Halima, Neron'un yüzünün tiksintiyle buruşmasını izlerken kıkırdadı. Tabii ki, Nuria ve o, yaş farkı nedeniyle büyük kardeşleriyle pek takılmazlardı ama bazen onun etrafta olması eğlenceliydi. "Küçük kız kardeşime brownie için bir lira ödemem, Cassandra'dan bedava alabilirim!"
"Sen bilirsin." Nuria omuz silkti. Bir anda, at kuyruğunu çözdü, lastik bandı çıkardı, nişan aldı ve Neron'un burnuna doğru fırlattı. Neron dikkati dağılınca, dokuz yaşındaki kızlar kaçmaya başladı. Diğer sürü üyelerinden ve ebeveynlerinden kaçtılar, ormana doğru cesur bir kaçış yaptılar. Kahkahalarla dolu bir grup halinde, gizli eğlence yerleri olan göletin yanına ulaştılar. Renkli kuşlar temiz suda yıkanırken, kızlar ayaklarını suya sokunca hızla uçup gittiler. Tatlı dolu tabak aralarında, yemeye başladılar.
"Ne kadar süre sonra kurtlarımızı alırız, Nuri?" Halima, çikolata ile yapışkan hale gelen parmaklarıyla merakla sordu.

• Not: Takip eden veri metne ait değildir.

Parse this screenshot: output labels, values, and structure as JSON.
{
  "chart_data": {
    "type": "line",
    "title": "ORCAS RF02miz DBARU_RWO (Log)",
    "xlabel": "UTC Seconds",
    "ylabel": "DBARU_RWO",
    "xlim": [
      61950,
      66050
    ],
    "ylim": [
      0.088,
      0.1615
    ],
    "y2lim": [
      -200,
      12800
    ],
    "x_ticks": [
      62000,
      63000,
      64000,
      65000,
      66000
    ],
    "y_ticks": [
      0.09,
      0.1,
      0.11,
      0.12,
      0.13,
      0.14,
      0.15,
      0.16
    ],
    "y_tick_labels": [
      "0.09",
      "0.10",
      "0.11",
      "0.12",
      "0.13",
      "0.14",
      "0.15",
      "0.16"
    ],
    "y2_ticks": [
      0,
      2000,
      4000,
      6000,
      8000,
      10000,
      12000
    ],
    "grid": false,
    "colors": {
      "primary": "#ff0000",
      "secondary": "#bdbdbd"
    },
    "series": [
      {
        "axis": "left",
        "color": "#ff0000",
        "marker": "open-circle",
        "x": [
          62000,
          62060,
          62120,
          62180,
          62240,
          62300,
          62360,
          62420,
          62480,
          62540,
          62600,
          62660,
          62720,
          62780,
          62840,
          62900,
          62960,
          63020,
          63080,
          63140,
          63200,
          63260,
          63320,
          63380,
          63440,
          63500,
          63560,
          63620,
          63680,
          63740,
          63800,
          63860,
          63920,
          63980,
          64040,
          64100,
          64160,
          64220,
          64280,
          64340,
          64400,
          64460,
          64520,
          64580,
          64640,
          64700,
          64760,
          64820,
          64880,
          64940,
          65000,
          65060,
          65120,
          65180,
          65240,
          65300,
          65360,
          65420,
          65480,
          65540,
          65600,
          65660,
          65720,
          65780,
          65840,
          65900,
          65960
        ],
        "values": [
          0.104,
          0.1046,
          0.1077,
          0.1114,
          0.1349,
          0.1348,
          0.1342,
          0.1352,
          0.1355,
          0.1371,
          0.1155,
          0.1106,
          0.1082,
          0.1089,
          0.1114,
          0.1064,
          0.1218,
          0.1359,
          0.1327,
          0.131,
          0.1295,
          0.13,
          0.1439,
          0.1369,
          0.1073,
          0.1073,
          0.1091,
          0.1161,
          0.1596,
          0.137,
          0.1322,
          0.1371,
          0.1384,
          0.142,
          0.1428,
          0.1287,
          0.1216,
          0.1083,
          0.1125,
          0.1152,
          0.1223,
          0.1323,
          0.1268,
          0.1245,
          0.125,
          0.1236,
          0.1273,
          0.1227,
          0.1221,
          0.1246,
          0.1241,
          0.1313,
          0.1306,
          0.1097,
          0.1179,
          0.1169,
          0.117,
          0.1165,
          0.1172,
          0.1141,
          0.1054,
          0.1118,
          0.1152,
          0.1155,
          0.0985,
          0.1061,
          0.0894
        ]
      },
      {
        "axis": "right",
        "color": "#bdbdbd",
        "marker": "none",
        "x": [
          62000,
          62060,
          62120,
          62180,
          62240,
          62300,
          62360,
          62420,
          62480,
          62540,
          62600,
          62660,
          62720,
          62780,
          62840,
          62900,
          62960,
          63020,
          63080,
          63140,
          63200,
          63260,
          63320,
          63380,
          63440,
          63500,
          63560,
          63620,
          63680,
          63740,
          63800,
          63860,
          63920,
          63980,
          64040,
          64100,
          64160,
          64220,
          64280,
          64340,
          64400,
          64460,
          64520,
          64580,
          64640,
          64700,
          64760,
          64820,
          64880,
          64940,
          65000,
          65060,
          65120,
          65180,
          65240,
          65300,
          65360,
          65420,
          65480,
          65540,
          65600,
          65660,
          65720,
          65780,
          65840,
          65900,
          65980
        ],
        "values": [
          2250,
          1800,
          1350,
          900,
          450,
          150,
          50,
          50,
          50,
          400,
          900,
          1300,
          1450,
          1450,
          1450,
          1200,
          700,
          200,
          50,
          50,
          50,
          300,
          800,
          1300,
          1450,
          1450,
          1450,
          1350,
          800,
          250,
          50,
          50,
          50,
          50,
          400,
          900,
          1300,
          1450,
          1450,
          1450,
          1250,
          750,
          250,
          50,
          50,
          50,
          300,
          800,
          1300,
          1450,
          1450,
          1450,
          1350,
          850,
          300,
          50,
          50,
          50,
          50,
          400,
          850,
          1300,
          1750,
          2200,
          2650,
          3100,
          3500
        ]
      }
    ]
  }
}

"Bilmiyorum. Annem, dönüşüm yapmamızın biraz zaman alacağını söylüyor." diye açıkladı. "Acaba nasıl görünecekler. Belki benimki babamınki gibi siyah ya da anneminki gibi gri olur."
"Hmm. Benimki kırmızı olabilir. Annemin kurdu çok güzel." Halima, güneş ışığı altında gözleri parıldayarak gülümsedi. "Kurtlarımız da en iyi arkadaş olacak, değil mi? Bizim gibi?"
"Evet, olacaklar!" Nuria, arkadaşının omzunu şakacı bir şekilde itti. "Hali, biz hayat boyu arkadaşız. Kurtlarımız da öyle olacak. Sen benim 'ride-or-die'ımsın! Birbirimize bağlıyız!"
"...'Ride-or-die' ne demek? Ne sürüyoruz?"
"Bilmiyorum. Nero'nun bunu çok söylediğini duydum. Kulağa havalı geldiğini düşündüm."
Kızlar, arkadaşlıklarının sıcaklığı ve çaldıkları tatlıların şekerli etkisi altında güldüler. Luna Essie ve Beta Ashley, kısa süre sonra onları ve kötü işlerinin kanıtı olan boş tabağı buldular. Ne yazık ki, en iyi arkadaşlar hem mide ağrıları hem de ev hapsi cezası aldılar.